HOLLYWOOD star Nicole Kidman’s recent admission that she has used Botox surprised nobody.
The Aussie actress said: “I’ve tried a lot of things but apart from working out and a good diet most things don’t help. I even tried Botox but I didn’t like how my face looked afterwards. Now I don’t use it anymore — and I can move my forehead again.”
The Oscar-winning actress (43) doesn’t seem to have had a natural facial expression since the start of the global credit crisis. And a couple of years ago it was reported that a cosmetic surgeon had blasted doctors for giving Kidman so much Botox, claiming her face was giving the cosmetic industry a bad name.
Kidman scooped an Oscar in 2002 playing Virginia Woolf in The Hours and, after splitting from Tom Cruise, appeared to be working harder than ever making such films as Cold Mountain and The Stepford Wives. It's likely the ambitious star wants another shot at the Academy Awards, and has decided that her frozen face is holding her back.
If Kidman looked at this year's nominations for leading actress at the Academy Awards — where three out of five nominees are over 40 — and studied the faces of her industry rivals, she will have seen that the actresses getting good roles, and the thumbs up for their performances, are ageing gracefully - at least on the face of it.
It was fellow actress Sharon Stone who paid Meryl Streep a seemingly odd compliment last year when she said that Streep “looked like an unmade bed”. Yet we got the gist of her remark: Streep’s resistance to the frozen-face look is one reason she is getting a lot of work in Hollywood as a mature actress. At the age of 61, Steep's recent films include Mamma Mia!, Doubt and It’s Complicated, and she has a filming schedule which younger actresses would sell their grannies for.
Basic Instinct actress Stone said, “I think that’s why Meryl Streep is working so much, because she looks like a woman we can all relate to. I look at her and I think, ‘I’m chasing my kids, I’ve moved my parents in with me, I’m coping with food spills — that looks like me in real life.'
Kidman may have thought something similar seeing Streep nominated for an Oscar last year for her role of Julia Child, the American chef, author and TV personality whose story is told in the popular film Julie and Julia. Streep’s lack of vanity allowed her to be made to look taller than anyone else on screen and to wear unflattering hats.

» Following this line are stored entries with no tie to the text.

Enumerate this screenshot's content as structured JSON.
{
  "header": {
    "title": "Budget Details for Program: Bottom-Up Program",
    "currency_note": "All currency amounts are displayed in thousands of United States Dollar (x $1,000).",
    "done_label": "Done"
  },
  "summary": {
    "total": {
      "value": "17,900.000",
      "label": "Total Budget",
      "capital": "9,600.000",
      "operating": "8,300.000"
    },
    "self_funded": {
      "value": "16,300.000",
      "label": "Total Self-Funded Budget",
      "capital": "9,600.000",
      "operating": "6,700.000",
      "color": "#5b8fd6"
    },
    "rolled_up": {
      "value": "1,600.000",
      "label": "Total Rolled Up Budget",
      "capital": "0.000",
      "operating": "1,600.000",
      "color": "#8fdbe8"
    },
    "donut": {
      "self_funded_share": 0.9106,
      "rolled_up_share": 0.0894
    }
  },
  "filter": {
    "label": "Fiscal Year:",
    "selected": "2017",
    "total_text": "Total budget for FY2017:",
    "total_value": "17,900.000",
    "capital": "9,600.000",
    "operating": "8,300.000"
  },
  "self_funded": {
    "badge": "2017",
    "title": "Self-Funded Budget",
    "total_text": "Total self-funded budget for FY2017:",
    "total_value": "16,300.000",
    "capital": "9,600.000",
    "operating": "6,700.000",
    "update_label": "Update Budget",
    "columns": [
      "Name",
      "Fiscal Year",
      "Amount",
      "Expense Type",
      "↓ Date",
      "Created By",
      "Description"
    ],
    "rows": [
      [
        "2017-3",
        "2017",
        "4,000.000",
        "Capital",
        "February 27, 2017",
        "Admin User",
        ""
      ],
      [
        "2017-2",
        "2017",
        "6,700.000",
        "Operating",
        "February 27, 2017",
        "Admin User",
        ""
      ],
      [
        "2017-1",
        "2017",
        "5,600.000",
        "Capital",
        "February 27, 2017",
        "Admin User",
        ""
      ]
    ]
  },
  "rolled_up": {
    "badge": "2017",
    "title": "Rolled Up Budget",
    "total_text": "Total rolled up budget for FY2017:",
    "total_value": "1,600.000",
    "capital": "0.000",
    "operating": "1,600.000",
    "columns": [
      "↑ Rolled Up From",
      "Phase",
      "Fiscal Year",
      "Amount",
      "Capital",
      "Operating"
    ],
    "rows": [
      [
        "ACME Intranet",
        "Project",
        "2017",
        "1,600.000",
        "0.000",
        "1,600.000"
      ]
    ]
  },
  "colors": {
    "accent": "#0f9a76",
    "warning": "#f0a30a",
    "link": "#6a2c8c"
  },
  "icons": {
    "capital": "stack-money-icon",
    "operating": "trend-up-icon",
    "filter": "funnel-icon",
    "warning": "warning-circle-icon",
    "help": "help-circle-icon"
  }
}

It may even have reminded Kidman of her own Oscar win for which she had to wear a prosthetic nose. It’s hard to imagine the actress playing her Virginia Woolf in recent times, as a Botox look wouldn’t translate very well to a drama set in the beginning of the 20th century.
Joining Streep in last year’s Oscar nominations line-up was 65-year-old Helen Mirren, who was nominated for best actress for her role as Russian author Leo Tolstoy’s wife, Sofya, in the film The Last Station.
Mirren looks beautiful in the role, and she wouldn’t have been able to pull off the part of a Russian matriarch without the furrows between her brow and crows lines around her eyes.
Last year’s Oscar winner, Sandra Bullock (46), is closer in age to Kidman, and while there is no knowing if she has had cosmetic work done, in recent times she has looked even more plumped up and smoothed out than Kidman. Bullock won the best actress Oscar for her role of Leigh Anne Tuohy in The Blind Side, the true story of a middle-class American woman who takes in a homeless teenage African-American, who turns out to be a talented footballer.
If Kidman has an eye on the ultimate trophy in Hollywood, it's likely she has registered that her competition not only comes from younger and fresher-looking actresses, but older actresses who have retained a natural-looking appearance.
A naturally ageing face allows them to emote on screen, and to take on roles which defy glamour.
In fact, could cutting down on excessive cosmetic work be the best move Kidman can make?